En último lugar, la presencia de una macrogranja puede llegar a representar un motor que aumente la desigualdad social: en países como Estados Unidos, los trabajadores son predominantemente migrantes y de pocos recursos. Además, el abaratamiento de las zonas cercanas a las granjas como consecuencia de las condiciones desagradables —mal olor, contaminación, alteración del paisaje— provoca una tendencia a que las personas que vivan ahí también sean de entornos desfavorecidos. De esta manera, es sobre estos colectivos donde recaen en primer lugar los efectos nocivos para la salud que hemos descrito anteriormente.

Según datos del INE, a fecha de marzo de 2019, los municipios con presencia de esta industria pierden más población que otros que se dedican a sectores económicos como la ganadería extensiva o el turismo rural sostenible

El trato a los animales

En principio, el bienestar animal se rige por un marco conocido como las cinco libertades, que recoge algunas condiciones a las que no se les debería someter: entre ellas se encuentran la sed, el hambre, la malnutrición, el dolor, la enfermedad, el estrés y la imposibilidad de llevar a cabo su actividad de manera normal. Y el hecho es que, tal y como funcionan la mayoría de macrogranjas, estos derechos no se ven garantizados.

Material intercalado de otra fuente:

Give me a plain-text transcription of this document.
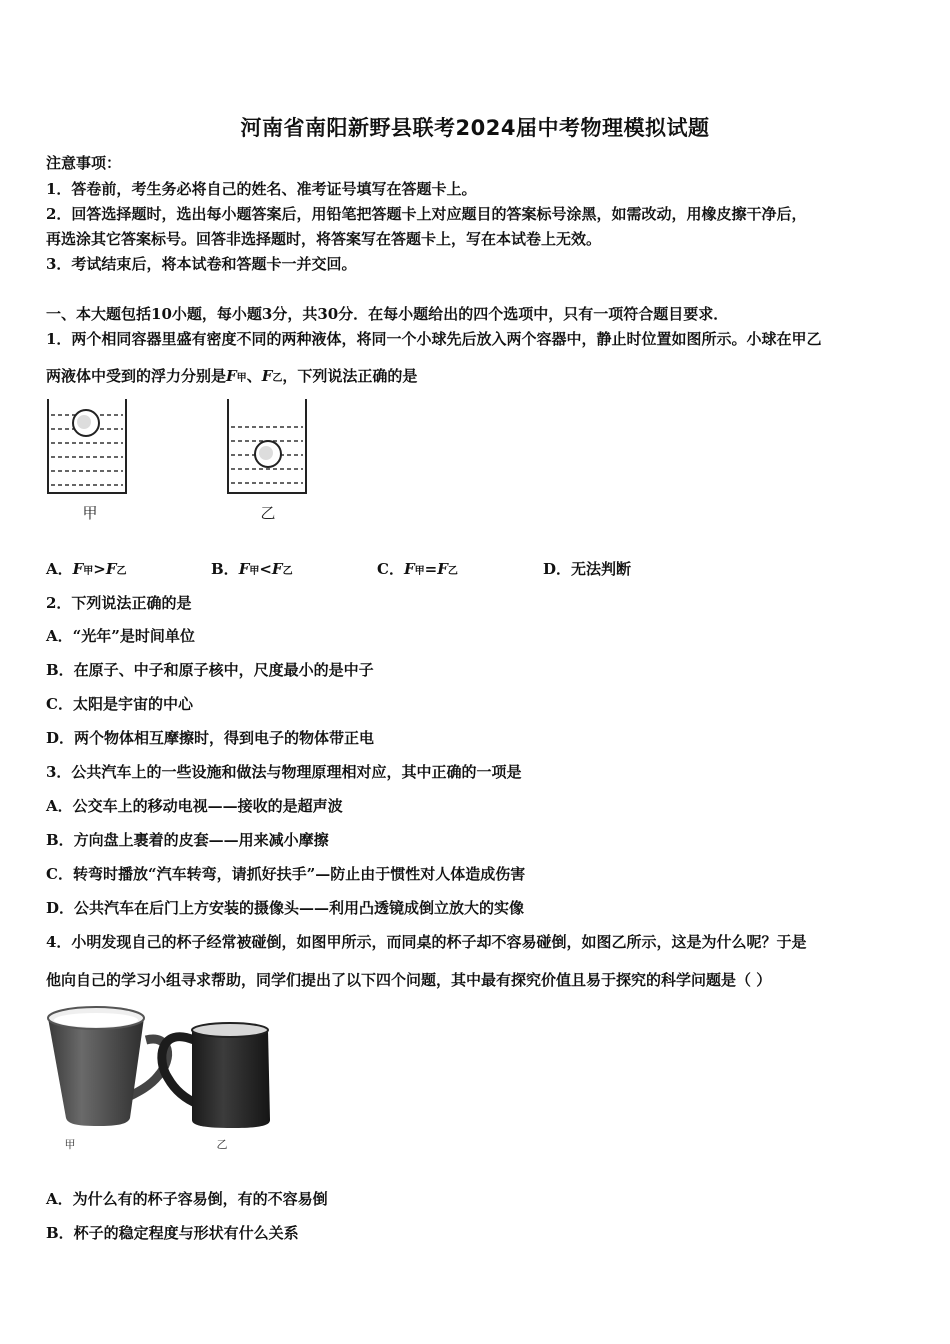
河南省南阳新野县联考2024届中考物理模拟试题
注意事项：
1．答卷前，考生务必将自己的姓名、准考证号填写在答题卡上。
2．回答选择题时，选出每小题答案后，用铅笔把答题卡上对应题目的答案标号涂黑，如需改动，用橡皮擦干净后，
再选涂其它答案标号。回答非选择题时，将答案写在答题卡上，写在本试卷上无效。
3．考试结束后，将本试卷和答题卡一并交回。
一、本大题包括10小题，每小题3分，共30分．在每小题给出的四个选项中，只有一项符合题目要求．
1．两个相同容器里盛有密度不同的两种液体，将同一个小球先后放入两个容器中，静止时位置如图所示。小球在甲乙
两液体中受到的浮力分别是F甲、F乙，下列说法正确的是
甲	乙
A．F甲>F乙	B．F甲<F乙	C．F甲=F乙	D．无法判断
2．下列说法正确的是
A．“光年”是时间单位
B．在原子、中子和原子核中，尺度最小的是中子
C．太阳是宇宙的中心
D．两个物体相互摩擦时，得到电子的物体带正电
3．公共汽车上的一些设施和做法与物理原理相对应，其中正确的一项是
A．公交车上的移动电视——接收的是超声波
B．方向盘上裹着的皮套——用来减小摩擦
C．转弯时播放“汽车转弯，请抓好扶手”—防止由于惯性对人体造成伤害
D．公共汽车在后门上方安装的摄像头——利用凸透镜成倒立放大的实像
4．小明发现自己的杯子经常被碰倒，如图甲所示，而同桌的杯子却不容易碰倒，如图乙所示，这是为什么呢？于是
他向自己的学习小组寻求帮助，同学们提出了以下四个问题，其中最有探究价值且易于探究的科学问题是（ ）
甲	乙
A．为什么有的杯子容易倒，有的不容易倒
B．杯子的稳定程度与形状有什么关系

Incluso algunas prácticas que se realizan con el objetivo de mejorar la higiene y prevenir la aparición de ciertas enfermedades, además de que resulte más cómodo su manejo a los trabajadores, parecen ser contraproducentes en algunos sentidos. Por ejemplo, es habitual la amputación parcial de la cola en vacas y cerdos para evitar la aparición de dolencias como la mastitis. Sin embargo, aunque puede haber ciertamente algunas ventajas en este proceso, hay estudios que sugieren que la reducción de las funciones normales para las que el animal utiliza la cola —comunicarse con otros individuos o espantar moscas— pueden llevar a que, en última instancia, sean más susceptibles de contraer enfermedades, bien por estrés o por incapacidad para evitar agentes transmisores.

Como conclusión, si bien es cierto que la ganadería industrial representa una gran potencia en el sistema económico actual, también es evidente que, para la comunidad científica y numerosos actores sociales a nivel global y local, sus implicaciones negativas son tales que no tiene cabida en un futuro sostenible.

Pero no todo son malas noticias: si seguimos las indicaciones de los expertos, podemos esperar que, en unos años, las niñas o niños que quieran dibujar una granja tengan suficiente con un solo folio.